Alergi Sentuhan, Remaja Denmark Jadi Papan Sketsa Hidup

Jakarta, CNN Indonesia —

Alergi sentuhan yang diderita seorang remaja asal Denmark Emma Aldenryd membuatnya berkreasi mengubah dirinya menjadi papan sketsa hidup. Aldenryd membuat tubuhnya menjadi papan sketsa yang dipenuhi berbagai gambar.

Aldenryd yang tahun ini berusia 18 tahun menderita dermatographia, kondisi langka yang menyebabkan kulitnya membengkak dan memerah saat disentuh. Alih-alih merasa frustasi, Aldenryd justru memanfaatkan kondisi yang dialaminya untuk menggambar.

Dia mengusap kulitnya dengan pensil. Sentuhan itu menimbulkan garis merah dan membuat kulitnya membengkak. Garis yang membengkak itu menciptakan ilustrasi yang menarik.


Sketsa atau efek alergi sentuhan itu bakal hilang dengan sendirinya setelah setengah jam.

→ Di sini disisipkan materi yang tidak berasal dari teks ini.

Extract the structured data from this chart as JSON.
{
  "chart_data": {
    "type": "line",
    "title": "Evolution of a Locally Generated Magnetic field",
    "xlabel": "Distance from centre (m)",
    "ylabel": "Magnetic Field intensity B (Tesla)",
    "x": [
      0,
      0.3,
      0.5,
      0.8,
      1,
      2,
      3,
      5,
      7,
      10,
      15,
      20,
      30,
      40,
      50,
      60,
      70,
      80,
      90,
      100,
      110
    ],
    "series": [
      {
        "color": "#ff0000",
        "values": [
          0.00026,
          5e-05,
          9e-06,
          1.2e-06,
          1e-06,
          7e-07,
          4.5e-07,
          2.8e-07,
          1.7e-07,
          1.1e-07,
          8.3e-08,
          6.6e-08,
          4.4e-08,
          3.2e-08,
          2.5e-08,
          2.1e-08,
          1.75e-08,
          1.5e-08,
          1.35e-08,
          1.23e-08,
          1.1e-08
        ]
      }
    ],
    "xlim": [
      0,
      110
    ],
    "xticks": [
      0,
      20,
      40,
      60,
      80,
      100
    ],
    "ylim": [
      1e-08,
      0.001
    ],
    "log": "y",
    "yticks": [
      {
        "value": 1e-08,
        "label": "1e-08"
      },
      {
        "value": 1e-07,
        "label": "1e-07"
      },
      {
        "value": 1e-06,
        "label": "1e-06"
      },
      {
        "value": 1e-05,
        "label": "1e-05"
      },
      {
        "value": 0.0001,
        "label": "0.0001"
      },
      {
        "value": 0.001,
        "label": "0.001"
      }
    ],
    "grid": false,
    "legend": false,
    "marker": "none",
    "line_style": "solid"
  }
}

Kondisi ini membuat Aldenryd seolah menjadi papan sketsa berjalan.

Di kulitnya, Aldenryd menggambar apa saja yang ada diinginkannya.

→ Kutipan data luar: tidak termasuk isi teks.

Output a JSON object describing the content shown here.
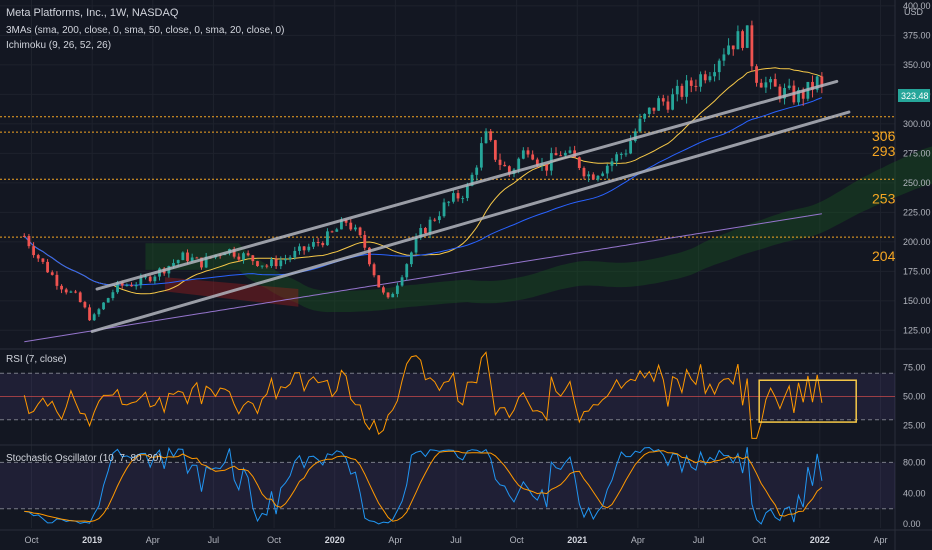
{
  "header": {
    "symbol_line": "Meta Platforms, Inc., 1W, NASDAQ",
    "indicator_mas": "3MAs (sma, 200, close, 0, sma, 50, close, 0, sma, 20, close, 0)",
    "indicator_ichimoku": "Ichimoku (9, 26, 52, 26)",
    "indicator_rsi": "RSI (7, close)",
    "indicator_stoch": "Stochastic Oscillator (10, 7, 80, 20)"
  },
  "currency_label": "USD",
  "last_price_label": "323.48",
  "colors": {
    "background": "#131722",
    "up": "#26a69a",
    "down": "#ef5350",
    "sma20": "#f7c948",
    "sma50": "#2962ff",
    "sma200": "#9575cd",
    "trendline": "#b2b5be",
    "level": "#f5a623",
    "rsi": "#ff9800",
    "stoch_k": "#2196f3",
    "stoch_d": "#ff9800",
    "cloud_bull": "#1b5e20",
    "cloud_bear": "#b71c1c",
    "highlight_box": "#f7c948"
  },
  "chart_data": [
    {
      "type": "candlestick",
      "panel": "price",
      "y_ticks": [
        "400.00",
        "375.00",
        "350.00",
        "325.00",
        "300.00",
        "275.00",
        "250.00",
        "225.00",
        "200.00",
        "175.00",
        "150.00",
        "125.00"
      ],
      "x_ticks": [
        "Oct",
        "2019",
        "Apr",
        "Jul",
        "Oct",
        "2020",
        "Apr",
        "Jul",
        "Oct",
        "2021",
        "Apr",
        "Jul",
        "Oct",
        "2022",
        "Apr"
      ],
      "ylim": [
        110,
        405
      ],
      "close_path": [
        [
          2018.72,
          205
        ],
        [
          2018.78,
          186
        ],
        [
          2018.86,
          165
        ],
        [
          2018.94,
          152
        ],
        [
          2019.0,
          133
        ],
        [
          2019.02,
          140
        ],
        [
          2019.1,
          162
        ],
        [
          2019.2,
          166
        ],
        [
          2019.3,
          178
        ],
        [
          2019.38,
          188
        ],
        [
          2019.45,
          182
        ],
        [
          2019.55,
          194
        ],
        [
          2019.65,
          186
        ],
        [
          2019.72,
          180
        ],
        [
          2019.8,
          186
        ],
        [
          2019.9,
          196
        ],
        [
          2019.98,
          205
        ],
        [
          2020.05,
          218
        ],
        [
          2020.12,
          198
        ],
        [
          2020.19,
          158
        ],
        [
          2020.22,
          150
        ],
        [
          2020.28,
          175
        ],
        [
          2020.35,
          206
        ],
        [
          2020.45,
          230
        ],
        [
          2020.55,
          245
        ],
        [
          2020.62,
          290
        ],
        [
          2020.67,
          270
        ],
        [
          2020.72,
          258
        ],
        [
          2020.8,
          282
        ],
        [
          2020.86,
          262
        ],
        [
          2020.93,
          276
        ],
        [
          2021.0,
          268
        ],
        [
          2021.05,
          256
        ],
        [
          2021.12,
          265
        ],
        [
          2021.2,
          278
        ],
        [
          2021.25,
          298
        ],
        [
          2021.33,
          318
        ],
        [
          2021.38,
          320
        ],
        [
          2021.45,
          330
        ],
        [
          2021.55,
          348
        ],
        [
          2021.62,
          368
        ],
        [
          2021.7,
          375
        ],
        [
          2021.73,
          343
        ],
        [
          2021.8,
          330
        ],
        [
          2021.9,
          323
        ],
        [
          2021.94,
          326
        ],
        [
          2021.99,
          336
        ],
        [
          2022.02,
          323
        ]
      ],
      "horizontal_levels": [
        {
          "label": "306",
          "price": 306
        },
        {
          "label": "293",
          "price": 293
        },
        {
          "label": "253",
          "price": 253
        },
        {
          "label": "204",
          "price": 204
        }
      ],
      "trendlines": [
        {
          "from": [
            2019.02,
            160
          ],
          "to": [
            2022.07,
            336
          ]
        },
        {
          "from": [
            2019.0,
            124
          ],
          "to": [
            2022.12,
            310
          ]
        }
      ]
    },
    {
      "type": "line",
      "panel": "rsi",
      "y_ticks": [
        "75.00",
        "50.00",
        "25.00"
      ],
      "ylim": [
        10,
        90
      ],
      "levels": [
        70,
        50,
        30
      ],
      "highlight_box": {
        "x": [
          2021.75,
          2022.15
        ],
        "y": [
          28,
          64
        ]
      }
    },
    {
      "type": "line",
      "panel": "stochastic",
      "y_ticks": [
        "80.00",
        "40.00",
        "0.00"
      ],
      "ylim": [
        -5,
        100
      ],
      "levels": [
        80,
        20
      ]
    }
  ]
}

“Saya mulai dengan menggambar hal-hal yang cukup acak seperti sekumpulan kata yang terlintas di benak saya. Saya mengeja kata-kata kecil dan menunjukkannya kepada teman-teman saya sebagai tipuan,” kata Aldenryd, dikutip dari Metro.co.uk.

Aldenryd banyak menggambar simbol atau tulisan singkat agar mudah dimengerti oleh orang lain. Setelah menggambar di kulitnya, Aldenryd langsung mengambil kamera dan mengabadikannya lalu membagikannya di akun Instagram miliknya @dermatographia_.

[Gambas:Instagram]

“Saya mencoba membuat banyak simbol yang dimengerti semua orang seperti wajah tersenyum atau kata-kata terkenal seperti Hi,” ujar Aldenryd.

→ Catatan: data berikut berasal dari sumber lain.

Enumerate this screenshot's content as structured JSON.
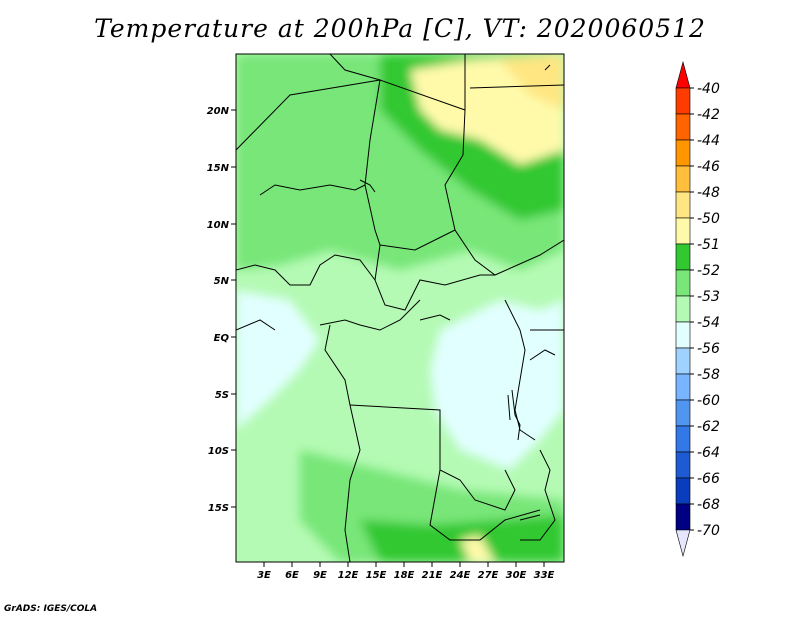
{
  "title": "Temperature at 200hPa [C], VT: 2020060512",
  "credit": "GrADS: IGES/COLA",
  "map": {
    "lat_labels": [
      "20N",
      "15N",
      "10N",
      "5N",
      "EQ",
      "5S",
      "10S",
      "15S"
    ],
    "lon_labels": [
      "3E",
      "6E",
      "9E",
      "12E",
      "15E",
      "18E",
      "21E",
      "24E",
      "27E",
      "30E",
      "33E"
    ]
  },
  "colorbar": {
    "labels": [
      "-40",
      "-42",
      "-44",
      "-46",
      "-48",
      "-50",
      "-51",
      "-52",
      "-53",
      "-54",
      "-56",
      "-58",
      "-60",
      "-62",
      "-64",
      "-66",
      "-68",
      "-70"
    ],
    "colors": [
      "#ff0000",
      "#ff3c00",
      "#ff6400",
      "#ff9600",
      "#ffbe3c",
      "#ffe682",
      "#fffaaa",
      "#32c832",
      "#78e678",
      "#b4fab4",
      "#e1ffff",
      "#a0d2ff",
      "#78b4ff",
      "#5096f0",
      "#3278e6",
      "#1e5ad2",
      "#0a3cbe",
      "#000082",
      "#e6e6ff"
    ]
  }
}
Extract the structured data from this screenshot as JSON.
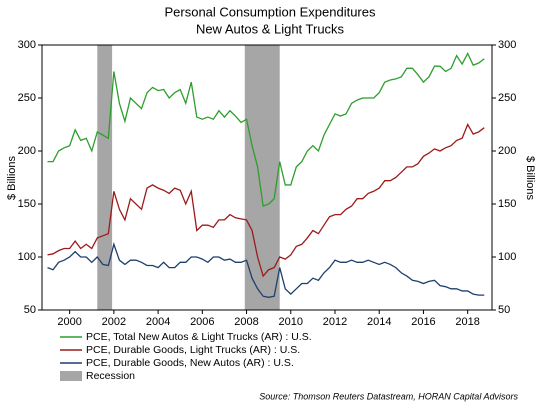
{
  "chart_data": {
    "type": "line",
    "title": "Personal Consumption Expenditures",
    "subtitle": "New Autos & Light Trucks",
    "y_label": "$ Billions",
    "y2_label": "$ Billions",
    "source": "Source: Thomson Reuters Datastream, HORAN Capital Advisors",
    "xlim": [
      1998.75,
      2019.1
    ],
    "xticks": [
      2000,
      2002,
      2004,
      2006,
      2008,
      2010,
      2012,
      2014,
      2016,
      2018
    ],
    "ylim": [
      50,
      300
    ],
    "yticks": [
      50,
      100,
      150,
      200,
      250,
      300
    ],
    "y2lim": [
      50,
      300
    ],
    "y2ticks": [
      50,
      100,
      150,
      200,
      250,
      300
    ],
    "recession": {
      "name": "Recession",
      "color": "#a6a6a6",
      "spans": [
        [
          2001.25,
          2001.92
        ],
        [
          2007.92,
          2009.5
        ]
      ]
    },
    "x": [
      1999,
      1999.25,
      1999.5,
      1999.75,
      2000,
      2000.25,
      2000.5,
      2000.75,
      2001,
      2001.25,
      2001.5,
      2001.75,
      2002,
      2002.25,
      2002.5,
      2002.75,
      2003,
      2003.25,
      2003.5,
      2003.75,
      2004,
      2004.25,
      2004.5,
      2004.75,
      2005,
      2005.25,
      2005.5,
      2005.75,
      2006,
      2006.25,
      2006.5,
      2006.75,
      2007,
      2007.25,
      2007.5,
      2007.75,
      2008,
      2008.25,
      2008.5,
      2008.75,
      2009,
      2009.25,
      2009.5,
      2009.75,
      2010,
      2010.25,
      2010.5,
      2010.75,
      2011,
      2011.25,
      2011.5,
      2011.75,
      2012,
      2012.25,
      2012.5,
      2012.75,
      2013,
      2013.25,
      2013.5,
      2013.75,
      2014,
      2014.25,
      2014.5,
      2014.75,
      2015,
      2015.25,
      2015.5,
      2015.75,
      2016,
      2016.25,
      2016.5,
      2016.75,
      2017,
      2017.25,
      2017.5,
      2017.75,
      2018,
      2018.25,
      2018.5,
      2018.75
    ],
    "series": [
      {
        "name": "PCE, Total New Autos & Light Trucks (AR) : U.S.",
        "color": "#2e9e2e",
        "values": [
          190,
          190,
          200,
          203,
          205,
          220,
          210,
          212,
          200,
          218,
          215,
          212,
          275,
          245,
          228,
          250,
          245,
          240,
          255,
          260,
          257,
          258,
          250,
          255,
          258,
          245,
          265,
          232,
          230,
          232,
          230,
          238,
          232,
          238,
          233,
          227,
          230,
          205,
          185,
          148,
          150,
          155,
          190,
          168,
          168,
          185,
          190,
          200,
          205,
          200,
          215,
          225,
          235,
          233,
          235,
          245,
          248,
          250,
          250,
          250,
          255,
          265,
          267,
          268,
          270,
          278,
          278,
          272,
          265,
          270,
          280,
          280,
          275,
          278,
          290,
          282,
          292,
          281,
          283,
          287
        ]
      },
      {
        "name": "PCE, Durable Goods, Light Trucks (AR) : U.S.",
        "color": "#9c1b1b",
        "values": [
          102,
          103,
          106,
          108,
          108,
          115,
          108,
          112,
          108,
          118,
          120,
          122,
          162,
          145,
          135,
          155,
          150,
          145,
          165,
          168,
          165,
          163,
          160,
          165,
          163,
          150,
          162,
          125,
          130,
          130,
          128,
          135,
          135,
          140,
          137,
          136,
          135,
          125,
          100,
          82,
          88,
          90,
          100,
          98,
          102,
          110,
          112,
          118,
          125,
          122,
          130,
          138,
          140,
          140,
          145,
          148,
          155,
          155,
          160,
          162,
          165,
          172,
          172,
          175,
          180,
          185,
          185,
          188,
          195,
          198,
          202,
          200,
          203,
          205,
          210,
          212,
          225,
          216,
          218,
          222
        ]
      },
      {
        "name": "PCE, Durable Goods, New Autos (AR) : U.S.",
        "color": "#1f3f6e",
        "values": [
          90,
          88,
          95,
          97,
          100,
          105,
          100,
          100,
          95,
          100,
          93,
          92,
          112,
          97,
          93,
          97,
          97,
          95,
          92,
          92,
          90,
          95,
          90,
          90,
          95,
          95,
          100,
          100,
          98,
          95,
          100,
          100,
          97,
          98,
          95,
          95,
          97,
          80,
          70,
          63,
          62,
          63,
          90,
          70,
          65,
          70,
          75,
          75,
          80,
          78,
          85,
          90,
          97,
          95,
          95,
          97,
          95,
          95,
          97,
          95,
          93,
          95,
          93,
          90,
          85,
          82,
          78,
          77,
          75,
          77,
          78,
          73,
          72,
          70,
          70,
          68,
          68,
          65,
          64,
          64
        ]
      }
    ]
  }
}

Aldenryd mengaku banyak orang terkesan dengan kelainan yang justru kini menjadi keahliannya. Sebagian orang juga penasaran dan bertanya langsung kepadanya apakah alergi itu menimbulkan rasa sakit.

Aldenryd menjelaskan alergi itu membuatnya merasa sangat gatal. Namun, kini dia sudah terbiasa dan mengabaikan rasa gatal itu.

“Ini benar-benar gatal, tapi saya belajar untuk mengabaikannya. Itu tidak berdampak pada hidup saya,” ujat Aldenryd.

Aldenryd pertama kali menderita dermatographia itu pada tiga tahun lalu. Saat itu, seorang teman melihat lengannya merah dan bengkak. Kondisi yang sama juga diderita dua sepupu Aldenryd.

Untuk menangani alergi itu, dokter meresepkan Aldenryd antihistamin. Namun, karena masih ingin menggambar di tubuhnya, Aldenryd tak mengonsumsi obat itu.